Chapin originally announced in 1993 that she would not seek a second term the following year. However, she reversed her decision and campaigned for re-election. The 1994 race was conducted as a nonpartisan election, and in the September primary, Chapin was challenged by County Commissioner Fran Pignone, a Democrat and former ally of Chapin's, and former County Commissioner Tom Dorman, who had lost the 1990 Republican primary to Drage. Chapin placed first in the primary with 42 percent of the vote, and advanced to a runoff election with Pignone, who placed second with 31 percent. She defeated Pignone by a wide margin, receiving 61 percent of the vote to Pignone's 39 percent.

During Chapin's first term as Chairman, she successfully pushed to acquire the music library of the defunct Florida Philharmonic Orchestra in 1993. After the Orlando Philharmonic Orchestra was established, the library was transferred to it. The music library was subsequently named for Chapin in 2015. She was allied with several prominent Orlando-area women, including Mayor Glenda Hood, State Senator Toni Jennings, and Disney executive Dianna Fuller Morgan, forming an "old-girl network." In 1996, Chapin led the county commission in approving a $53 million subsidy to build a fourth interchange for Walt Disney World on Interstate 4. This spending later sparked a public outcry when it emerged that the construction project would not be located in Orange County but in neighboring Osceola County. Chapin justified the subsidy by arguing that Disney's billion dollar investment in constructing its Animal Kingdom theme park and the Coronado Springs and Boardwalk resorts would generate tax dollars for Orange County.

In 1998, Chapin was term-limited and succeeded by Republican Mel Martínez.

==Orange County Clerk of Courts==
After Chapin left office, Orange County Clerk of Courts Fran Carlton announced that she would resign from office to spend time with her family. Governor Buddy MacKay appointed Chapin to serve out the remainder of Carlton's term, which expired in 2001.

==2000 congressional campaign==
When Republican Congressman Bill McCollum ran for the U.S. Senate rather than seek re-election, Chapin ran to succeed him in the 8th district. She won the Democratic primary unopposed and faced Republican Ric Keller, an attorney, in the general election. The race attracted national attention as a pickup opportunity for the Democratic Party given Chapin's popularity and fundraising strength. Chapin attacked Keller for his support of the National Rifle Association, while Keller attacked Chapin for "raising taxes for wasteful spending projects," like an $18,500 frog sculpture.

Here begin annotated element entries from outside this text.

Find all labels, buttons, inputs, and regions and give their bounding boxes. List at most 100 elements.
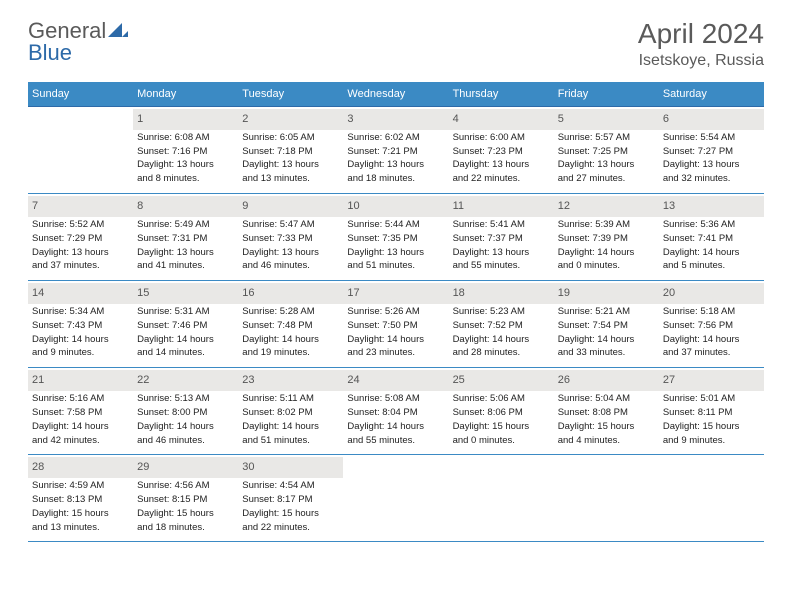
week-row: .....1Sunrise: 6:08 AMSunset: 7:16 PMDay… bbox=[28, 107, 764, 194]
day-detail-line: and 37 minutes. bbox=[663, 347, 760, 360]
day-detail-line: Sunrise: 6:08 AM bbox=[137, 132, 234, 145]
day-detail-line: and 8 minutes. bbox=[137, 173, 234, 186]
day-detail-line: Sunset: 7:37 PM bbox=[453, 233, 550, 246]
day-details: Sunrise: 4:59 AMSunset: 8:13 PMDaylight:… bbox=[32, 480, 129, 534]
day-number: 14 bbox=[28, 283, 133, 304]
day-cell: 9Sunrise: 5:47 AMSunset: 7:33 PMDaylight… bbox=[238, 194, 343, 281]
day-detail-line: Sunset: 8:06 PM bbox=[453, 407, 550, 420]
day-detail-line: Sunset: 7:43 PM bbox=[32, 320, 129, 333]
dow-3: Wednesday bbox=[343, 82, 448, 107]
day-detail-line: Daylight: 14 hours bbox=[32, 334, 129, 347]
calendar-table: Sunday Monday Tuesday Wednesday Thursday… bbox=[28, 82, 764, 542]
day-detail-line: Daylight: 15 hours bbox=[32, 508, 129, 521]
day-cell: 5Sunrise: 5:57 AMSunset: 7:25 PMDaylight… bbox=[554, 107, 659, 194]
day-detail-line: Sunset: 7:29 PM bbox=[32, 233, 129, 246]
day-cell: 22Sunrise: 5:13 AMSunset: 8:00 PMDayligh… bbox=[133, 368, 238, 455]
day-detail-line: Sunset: 7:46 PM bbox=[137, 320, 234, 333]
day-detail-line: Daylight: 13 hours bbox=[32, 247, 129, 260]
day-detail-line: Sunrise: 5:16 AM bbox=[32, 393, 129, 406]
day-number: 10 bbox=[343, 196, 448, 217]
day-detail-line: Sunset: 8:13 PM bbox=[32, 494, 129, 507]
day-detail-line: Sunset: 7:50 PM bbox=[347, 320, 444, 333]
day-detail-line: Sunrise: 5:13 AM bbox=[137, 393, 234, 406]
day-detail-line: Sunrise: 5:01 AM bbox=[663, 393, 760, 406]
day-cell: 21Sunrise: 5:16 AMSunset: 7:58 PMDayligh… bbox=[28, 368, 133, 455]
day-detail-line: Daylight: 14 hours bbox=[137, 421, 234, 434]
day-detail-line: Sunrise: 5:08 AM bbox=[347, 393, 444, 406]
day-number: 2 bbox=[238, 109, 343, 130]
dow-1: Monday bbox=[133, 82, 238, 107]
day-cell: 17Sunrise: 5:26 AMSunset: 7:50 PMDayligh… bbox=[343, 281, 448, 368]
dow-4: Thursday bbox=[449, 82, 554, 107]
day-detail-line: and 51 minutes. bbox=[242, 435, 339, 448]
day-detail-line: and 51 minutes. bbox=[347, 260, 444, 273]
day-cell: 4Sunrise: 6:00 AMSunset: 7:23 PMDaylight… bbox=[449, 107, 554, 194]
day-detail-line: and 5 minutes. bbox=[663, 260, 760, 273]
day-details: Sunrise: 5:54 AMSunset: 7:27 PMDaylight:… bbox=[663, 132, 760, 186]
day-number: 24 bbox=[343, 370, 448, 391]
day-detail-line: Sunrise: 5:54 AM bbox=[663, 132, 760, 145]
day-cell: 12Sunrise: 5:39 AMSunset: 7:39 PMDayligh… bbox=[554, 194, 659, 281]
day-details: Sunrise: 5:36 AMSunset: 7:41 PMDaylight:… bbox=[663, 219, 760, 273]
day-number: 25 bbox=[449, 370, 554, 391]
day-detail-line: Daylight: 13 hours bbox=[558, 159, 655, 172]
day-number: 26 bbox=[554, 370, 659, 391]
day-detail-line: Sunrise: 6:02 AM bbox=[347, 132, 444, 145]
day-details: Sunrise: 4:54 AMSunset: 8:17 PMDaylight:… bbox=[242, 480, 339, 534]
day-detail-line: Sunset: 8:11 PM bbox=[663, 407, 760, 420]
day-detail-line: Sunrise: 4:56 AM bbox=[137, 480, 234, 493]
day-detail-line: Daylight: 14 hours bbox=[558, 247, 655, 260]
day-number: 5 bbox=[554, 109, 659, 130]
day-cell: 18Sunrise: 5:23 AMSunset: 7:52 PMDayligh… bbox=[449, 281, 554, 368]
day-detail-line: Sunset: 7:18 PM bbox=[242, 146, 339, 159]
day-cell: 23Sunrise: 5:11 AMSunset: 8:02 PMDayligh… bbox=[238, 368, 343, 455]
day-detail-line: Daylight: 14 hours bbox=[453, 334, 550, 347]
day-detail-line: Sunset: 7:35 PM bbox=[347, 233, 444, 246]
day-details: Sunrise: 5:34 AMSunset: 7:43 PMDaylight:… bbox=[32, 306, 129, 360]
day-number: 11 bbox=[449, 196, 554, 217]
day-number: 3 bbox=[343, 109, 448, 130]
day-number: 30 bbox=[238, 457, 343, 478]
day-details: Sunrise: 5:11 AMSunset: 8:02 PMDaylight:… bbox=[242, 393, 339, 447]
day-detail-line: and 4 minutes. bbox=[558, 435, 655, 448]
day-details: Sunrise: 5:06 AMSunset: 8:06 PMDaylight:… bbox=[453, 393, 550, 447]
day-detail-line: and 14 minutes. bbox=[137, 347, 234, 360]
day-details: Sunrise: 5:21 AMSunset: 7:54 PMDaylight:… bbox=[558, 306, 655, 360]
day-number: 9 bbox=[238, 196, 343, 217]
day-detail-line: Daylight: 15 hours bbox=[558, 421, 655, 434]
day-number: 13 bbox=[659, 196, 764, 217]
day-detail-line: and 46 minutes. bbox=[242, 260, 339, 273]
day-detail-line: and 23 minutes. bbox=[347, 347, 444, 360]
day-detail-line: and 13 minutes. bbox=[242, 173, 339, 186]
location: Isetskoye, Russia bbox=[638, 52, 764, 70]
day-detail-line: Sunrise: 4:54 AM bbox=[242, 480, 339, 493]
day-detail-line: Daylight: 13 hours bbox=[137, 159, 234, 172]
day-detail-line: and 13 minutes. bbox=[32, 522, 129, 535]
day-detail-line: and 18 minutes. bbox=[347, 173, 444, 186]
day-details: Sunrise: 5:41 AMSunset: 7:37 PMDaylight:… bbox=[453, 219, 550, 273]
dow-5: Friday bbox=[554, 82, 659, 107]
header: General April 2024 Isetskoye, Russia bbox=[28, 18, 764, 70]
day-number: 20 bbox=[659, 283, 764, 304]
day-detail-line: Sunrise: 5:26 AM bbox=[347, 306, 444, 319]
week-row: 7Sunrise: 5:52 AMSunset: 7:29 PMDaylight… bbox=[28, 194, 764, 281]
day-detail-line: Sunrise: 5:11 AM bbox=[242, 393, 339, 406]
day-cell: ..... bbox=[659, 455, 764, 542]
day-cell: 10Sunrise: 5:44 AMSunset: 7:35 PMDayligh… bbox=[343, 194, 448, 281]
day-number: 8 bbox=[133, 196, 238, 217]
day-detail-line: Daylight: 13 hours bbox=[137, 247, 234, 260]
day-detail-line: Sunrise: 5:57 AM bbox=[558, 132, 655, 145]
day-detail-line: and 46 minutes. bbox=[137, 435, 234, 448]
day-cell: 16Sunrise: 5:28 AMSunset: 7:48 PMDayligh… bbox=[238, 281, 343, 368]
day-detail-line: Sunset: 7:48 PM bbox=[242, 320, 339, 333]
day-detail-line: Sunset: 7:54 PM bbox=[558, 320, 655, 333]
day-cell: 13Sunrise: 5:36 AMSunset: 7:41 PMDayligh… bbox=[659, 194, 764, 281]
day-detail-line: Daylight: 13 hours bbox=[347, 247, 444, 260]
day-number: 23 bbox=[238, 370, 343, 391]
day-number: 15 bbox=[133, 283, 238, 304]
day-detail-line: and 18 minutes. bbox=[137, 522, 234, 535]
day-details: Sunrise: 6:00 AMSunset: 7:23 PMDaylight:… bbox=[453, 132, 550, 186]
logo-text-2: Blue bbox=[28, 40, 72, 65]
day-detail-line: and 41 minutes. bbox=[137, 260, 234, 273]
day-detail-line: Daylight: 14 hours bbox=[32, 421, 129, 434]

Following a close campaign, Keller narrowly defeated Chapin, winning 51 percent of the vote to her 49 percent.

==Subsequent career==
After leaving office, Chapin served as the director of the Metropolitan Center for Regional Studies at the University of Central Florida from 2001 to 2008. In 2007, she was named by Ninth Judicial Circuit Chief Judge Belvin Perry as the chair of the Orange County Task Force on Ethics and Campaign Finance Reform, which recommended strengthening the county's financial disclosure requirements by requiring local political candidates to disclose their final campaign contributions one week before election day.

==Personal life==
Chapin's son, Roger Chapin, unsuccessfully ran for the Orlando City Council in 2002, and was defeated by incumbent Councilwoman Vicki Vargo, but was elected in 2025.